From Wind Repertory Project
Alexandra Pakhmutova

Biography

Aleksandra Nikolayevna Pakhmutova (b. 9 November 1929, Beketovka, Russia) is a Soviet and Russian composer.

Pakhmutova began playing the piano and composing music at an early age. She was admitted to the prestigious Moscow Conservatory and graduated in 1953. In 1956 she completed a post-graduate course led by the outstanding composer Vissarion Shebalin.

Her career is notable for her success in a range of different genres. She has composed pieces for the symphony orchestra (The Russian Suite, the concerto for the trumpet and the orchestra, the Youth Overture, the concerto for the orchestra); the ballet Illumination; music for children (cantatas, a series of choir pieces, and numerous songs); and songs and music for over a dozen different movies from Out of This World in 1958 to Because of Mama in 2001.

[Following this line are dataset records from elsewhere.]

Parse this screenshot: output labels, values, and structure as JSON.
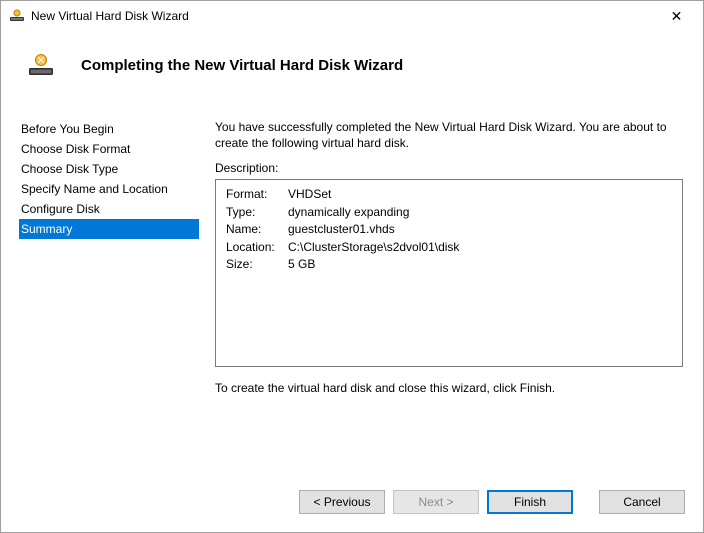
{
  "titlebar": {
    "title": "New Virtual Hard Disk Wizard"
  },
  "header": {
    "title": "Completing the New Virtual Hard Disk Wizard"
  },
  "sidebar": {
    "steps": [
      "Before You Begin",
      "Choose Disk Format",
      "Choose Disk Type",
      "Specify Name and Location",
      "Configure Disk",
      "Summary"
    ],
    "selected_index": 5
  },
  "main": {
    "intro": "You have successfully completed the New Virtual Hard Disk Wizard. You are about to create the following virtual hard disk.",
    "description_label": "Description:",
    "rows": [
      {
        "k": "Format:",
        "v": "VHDSet"
      },
      {
        "k": "Type:",
        "v": "dynamically expanding"
      },
      {
        "k": "Name:",
        "v": "guestcluster01.vhds"
      },
      {
        "k": "Location:",
        "v": "C:\\ClusterStorage\\s2dvol01\\disk"
      },
      {
        "k": "Size:",
        "v": "5 GB"
      }
    ],
    "hint": "To create the virtual hard disk and close this wizard, click Finish."
  },
  "footer": {
    "previous": "< Previous",
    "next": "Next >",
    "finish": "Finish",
    "cancel": "Cancel"
  }
}
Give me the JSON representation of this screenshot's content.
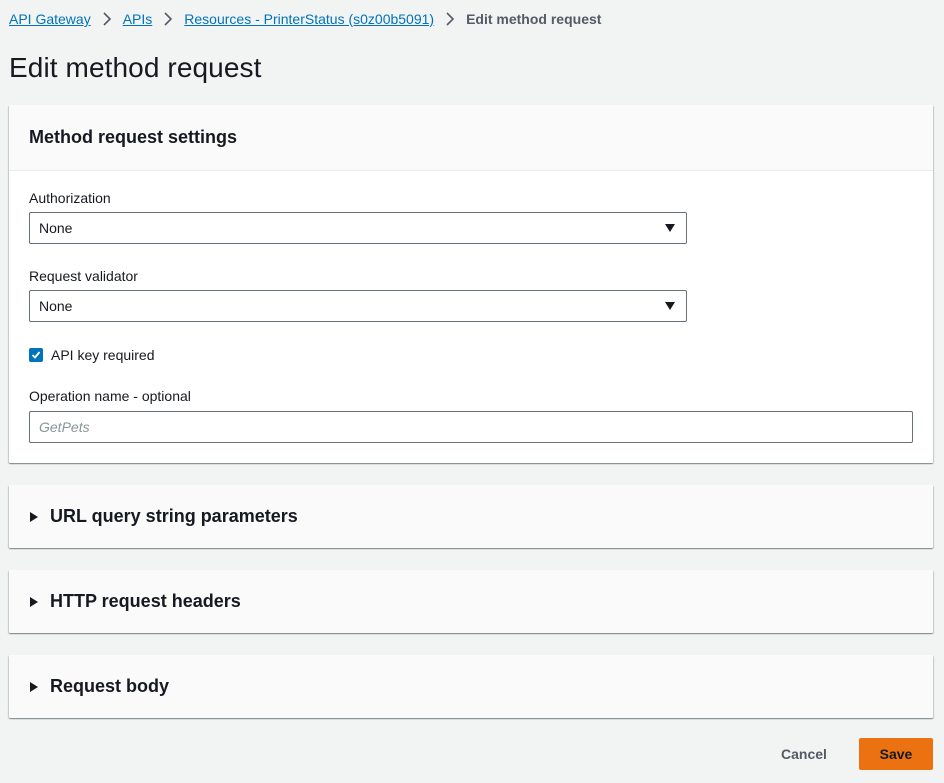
{
  "breadcrumb": {
    "items": [
      "API Gateway",
      "APIs",
      "Resources - PrinterStatus (s0z00b5091)"
    ],
    "current": "Edit method request"
  },
  "page": {
    "title": "Edit method request"
  },
  "settings": {
    "title": "Method request settings",
    "authorization": {
      "label": "Authorization",
      "value": "None"
    },
    "validator": {
      "label": "Request validator",
      "value": "None"
    },
    "api_key": {
      "label": "API key required",
      "checked": true
    },
    "operation": {
      "label": "Operation name - optional",
      "placeholder": "GetPets",
      "value": ""
    }
  },
  "sections": [
    {
      "title": "URL query string parameters"
    },
    {
      "title": "HTTP request headers"
    },
    {
      "title": "Request body"
    }
  ],
  "actions": {
    "cancel": "Cancel",
    "save": "Save"
  },
  "colors": {
    "link": "#0073bb",
    "primary": "#ec7211",
    "checkbox": "#0073bb"
  }
}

She is best known for some of her 400 songs, including such enduringly popular songs as The Melody, Russian Waltz, and Good-Bye Moscow, which was used as the farewell tune of the 22nd Olympic Games in Moscow in 1980. Her husband, the eminent Soviet era poet Nikolai Dobronravov, contributed lyrics to her music on occasion, including songs used in three films. One of her most famous ballads is Belovezhskaya Pushcha, composed in 1975, which celebrates Bialowieza Primaeval Forest, a last remnant of the European wildwood split now between Poland and Belarus. Another much-aired song was Malaya Zemlya, about a minor outpost where the then Soviet leader Leonid Brezhnev served as a political commissar during World War II.

Pakhmutova has remained one of the best known figures in Soviet and later Russian popular music since she first achieved fame in her homeland in the 1960s. She found favour with the state establishment as well as the public. Reputedly Brezhnev's favourite composer, she received several government awards and state prizes and served as the Secretary of the USSR and Russian Unions of Composers. She was named Hero of Socialist Labour in 1990. Her name was given to Asteroid # 1889, registered by the planetary centre in Cincinnati, Ohio, United States.